A pressão da água caindo sobre minhas costas fazia uma massagem tão gostosa que fechei os olhos e abaixei a cabeça, aproveitando todo o relaxamento dos músculos. Respirei fundo algumas vezes, prolongando a sensação.
A semana havia sido terrivelmente longa fora de casa, no trabalho, e toda a rotina dos dias parecia mais uma batalha de gladiadores. Essa foi uma das razões pelas quais não lavei o cabelo, apenas o prendi desajeitadamente no alto da cabeça. Mesmo assim, os fios que escaparam grudaram na nuca. Revirei os olhos, ainda fechados, mas um som de "click", por cima do barulho do chuveiro, capturou minha atenção.

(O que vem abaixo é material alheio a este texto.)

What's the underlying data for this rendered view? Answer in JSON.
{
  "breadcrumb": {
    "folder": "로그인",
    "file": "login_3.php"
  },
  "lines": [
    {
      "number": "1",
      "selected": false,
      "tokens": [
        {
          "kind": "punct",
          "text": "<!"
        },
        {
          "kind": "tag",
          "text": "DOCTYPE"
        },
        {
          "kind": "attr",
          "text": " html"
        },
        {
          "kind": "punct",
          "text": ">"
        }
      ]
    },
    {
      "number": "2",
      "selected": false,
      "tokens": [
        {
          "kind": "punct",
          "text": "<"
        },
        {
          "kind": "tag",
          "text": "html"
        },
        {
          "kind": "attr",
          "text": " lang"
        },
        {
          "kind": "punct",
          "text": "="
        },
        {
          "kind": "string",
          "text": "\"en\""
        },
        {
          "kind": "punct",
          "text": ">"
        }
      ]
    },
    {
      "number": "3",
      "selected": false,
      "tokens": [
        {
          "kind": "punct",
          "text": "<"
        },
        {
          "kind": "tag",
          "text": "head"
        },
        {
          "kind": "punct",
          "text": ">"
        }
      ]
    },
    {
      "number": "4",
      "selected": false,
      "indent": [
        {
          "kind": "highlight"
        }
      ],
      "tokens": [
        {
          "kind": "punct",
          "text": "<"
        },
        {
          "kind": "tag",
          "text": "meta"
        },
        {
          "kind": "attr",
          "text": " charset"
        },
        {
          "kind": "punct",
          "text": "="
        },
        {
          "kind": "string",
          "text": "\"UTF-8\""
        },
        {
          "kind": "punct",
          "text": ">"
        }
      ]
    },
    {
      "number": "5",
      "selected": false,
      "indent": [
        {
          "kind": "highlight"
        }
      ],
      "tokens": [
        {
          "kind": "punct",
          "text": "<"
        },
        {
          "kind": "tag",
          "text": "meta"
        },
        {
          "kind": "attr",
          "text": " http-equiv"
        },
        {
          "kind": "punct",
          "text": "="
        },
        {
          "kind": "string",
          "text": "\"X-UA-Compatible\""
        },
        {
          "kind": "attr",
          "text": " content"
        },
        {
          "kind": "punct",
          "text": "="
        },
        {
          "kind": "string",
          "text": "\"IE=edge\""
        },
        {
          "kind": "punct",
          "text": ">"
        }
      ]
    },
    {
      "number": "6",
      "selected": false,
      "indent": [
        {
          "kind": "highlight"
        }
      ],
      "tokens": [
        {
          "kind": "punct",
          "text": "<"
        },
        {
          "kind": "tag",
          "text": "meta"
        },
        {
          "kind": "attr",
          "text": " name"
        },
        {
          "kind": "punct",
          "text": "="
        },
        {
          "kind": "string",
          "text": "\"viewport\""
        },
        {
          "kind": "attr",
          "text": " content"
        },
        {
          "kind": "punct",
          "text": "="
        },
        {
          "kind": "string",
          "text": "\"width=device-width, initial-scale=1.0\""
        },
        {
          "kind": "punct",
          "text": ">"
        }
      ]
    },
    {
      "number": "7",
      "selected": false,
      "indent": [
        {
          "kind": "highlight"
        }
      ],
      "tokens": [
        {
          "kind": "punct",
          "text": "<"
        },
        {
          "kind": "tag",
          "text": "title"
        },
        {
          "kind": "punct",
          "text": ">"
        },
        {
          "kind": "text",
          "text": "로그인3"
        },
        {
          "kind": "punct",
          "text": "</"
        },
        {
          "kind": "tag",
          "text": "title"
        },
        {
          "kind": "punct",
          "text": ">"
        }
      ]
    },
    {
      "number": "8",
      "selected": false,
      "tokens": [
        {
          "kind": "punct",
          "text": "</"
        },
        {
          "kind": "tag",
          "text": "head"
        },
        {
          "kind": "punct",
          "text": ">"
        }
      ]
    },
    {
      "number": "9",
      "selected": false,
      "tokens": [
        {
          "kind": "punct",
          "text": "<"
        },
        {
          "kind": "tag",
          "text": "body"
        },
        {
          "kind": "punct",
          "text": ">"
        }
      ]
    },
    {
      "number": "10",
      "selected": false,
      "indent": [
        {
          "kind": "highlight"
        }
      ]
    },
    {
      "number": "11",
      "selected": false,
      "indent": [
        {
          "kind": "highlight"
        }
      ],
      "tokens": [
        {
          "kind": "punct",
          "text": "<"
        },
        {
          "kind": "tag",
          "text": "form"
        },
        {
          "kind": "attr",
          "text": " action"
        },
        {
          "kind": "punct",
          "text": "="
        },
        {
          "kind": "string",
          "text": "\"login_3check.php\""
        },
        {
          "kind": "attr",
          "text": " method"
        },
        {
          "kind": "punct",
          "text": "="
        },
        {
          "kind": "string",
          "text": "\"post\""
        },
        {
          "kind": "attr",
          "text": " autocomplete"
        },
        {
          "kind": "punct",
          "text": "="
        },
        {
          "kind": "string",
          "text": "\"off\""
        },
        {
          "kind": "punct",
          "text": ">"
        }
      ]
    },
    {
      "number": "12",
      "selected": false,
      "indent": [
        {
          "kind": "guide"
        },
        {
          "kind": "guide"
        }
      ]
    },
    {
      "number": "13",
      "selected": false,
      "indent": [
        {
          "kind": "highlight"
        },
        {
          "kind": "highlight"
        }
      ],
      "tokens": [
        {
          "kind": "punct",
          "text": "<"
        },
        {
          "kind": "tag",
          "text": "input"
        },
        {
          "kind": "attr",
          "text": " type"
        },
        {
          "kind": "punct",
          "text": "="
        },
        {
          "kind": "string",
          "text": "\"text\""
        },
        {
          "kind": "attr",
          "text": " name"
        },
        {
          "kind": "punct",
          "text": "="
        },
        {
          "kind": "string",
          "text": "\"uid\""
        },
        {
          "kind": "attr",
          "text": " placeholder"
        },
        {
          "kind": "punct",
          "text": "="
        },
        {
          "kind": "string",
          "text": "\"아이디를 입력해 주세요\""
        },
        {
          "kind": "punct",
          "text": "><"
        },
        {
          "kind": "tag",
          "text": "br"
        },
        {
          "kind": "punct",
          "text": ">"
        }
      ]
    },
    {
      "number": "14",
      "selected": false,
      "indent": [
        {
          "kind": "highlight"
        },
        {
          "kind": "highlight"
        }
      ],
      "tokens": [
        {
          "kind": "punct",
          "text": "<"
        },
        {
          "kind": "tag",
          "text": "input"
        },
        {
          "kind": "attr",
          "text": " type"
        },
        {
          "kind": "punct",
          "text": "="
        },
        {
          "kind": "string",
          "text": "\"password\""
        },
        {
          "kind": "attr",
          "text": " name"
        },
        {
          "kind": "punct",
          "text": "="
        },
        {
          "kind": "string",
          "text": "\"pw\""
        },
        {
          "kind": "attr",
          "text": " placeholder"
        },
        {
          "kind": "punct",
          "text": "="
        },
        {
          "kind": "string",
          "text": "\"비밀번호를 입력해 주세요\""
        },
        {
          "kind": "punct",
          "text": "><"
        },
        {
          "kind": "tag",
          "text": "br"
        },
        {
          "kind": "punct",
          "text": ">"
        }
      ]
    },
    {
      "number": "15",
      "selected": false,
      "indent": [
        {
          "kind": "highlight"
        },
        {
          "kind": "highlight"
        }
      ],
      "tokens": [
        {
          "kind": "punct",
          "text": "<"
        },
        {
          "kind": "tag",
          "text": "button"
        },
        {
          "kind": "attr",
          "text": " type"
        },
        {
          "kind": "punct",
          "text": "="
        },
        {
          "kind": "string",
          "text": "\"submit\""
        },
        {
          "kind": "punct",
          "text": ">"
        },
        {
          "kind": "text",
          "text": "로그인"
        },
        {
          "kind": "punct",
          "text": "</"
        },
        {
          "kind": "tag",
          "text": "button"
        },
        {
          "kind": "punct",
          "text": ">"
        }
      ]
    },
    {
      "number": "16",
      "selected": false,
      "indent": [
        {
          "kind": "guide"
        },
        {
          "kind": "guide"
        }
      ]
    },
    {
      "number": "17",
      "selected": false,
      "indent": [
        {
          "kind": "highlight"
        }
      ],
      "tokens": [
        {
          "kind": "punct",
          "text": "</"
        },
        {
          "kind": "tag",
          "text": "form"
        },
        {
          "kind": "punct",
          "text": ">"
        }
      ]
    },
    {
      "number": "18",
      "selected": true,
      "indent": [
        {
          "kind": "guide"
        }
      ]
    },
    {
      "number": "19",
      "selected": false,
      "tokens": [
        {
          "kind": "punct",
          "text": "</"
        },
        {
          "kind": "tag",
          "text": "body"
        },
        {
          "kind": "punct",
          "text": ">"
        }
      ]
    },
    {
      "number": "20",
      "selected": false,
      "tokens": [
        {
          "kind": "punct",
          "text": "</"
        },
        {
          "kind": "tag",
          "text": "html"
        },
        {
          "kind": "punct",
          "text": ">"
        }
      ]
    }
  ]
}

Abrindo os olhos, a primeira coisa que vi foram meus dedos pintados com francesinhas tortas, já começando a enrugar. Erguendo o rosto, notei que havia muito mais vapor do que o comum e, através do box de vidro, vi pela visão periférica uma silhueta branca. O grito foi instantâneo, e a sombra branca gritou junto. Com a mão no coração acelerado pelo susto, comecei a rir, o corpo aceso pela adrenalina.
— Ya! Você quase me matou de susto!
Abri a porta segurando a maçaneta em formato de bola.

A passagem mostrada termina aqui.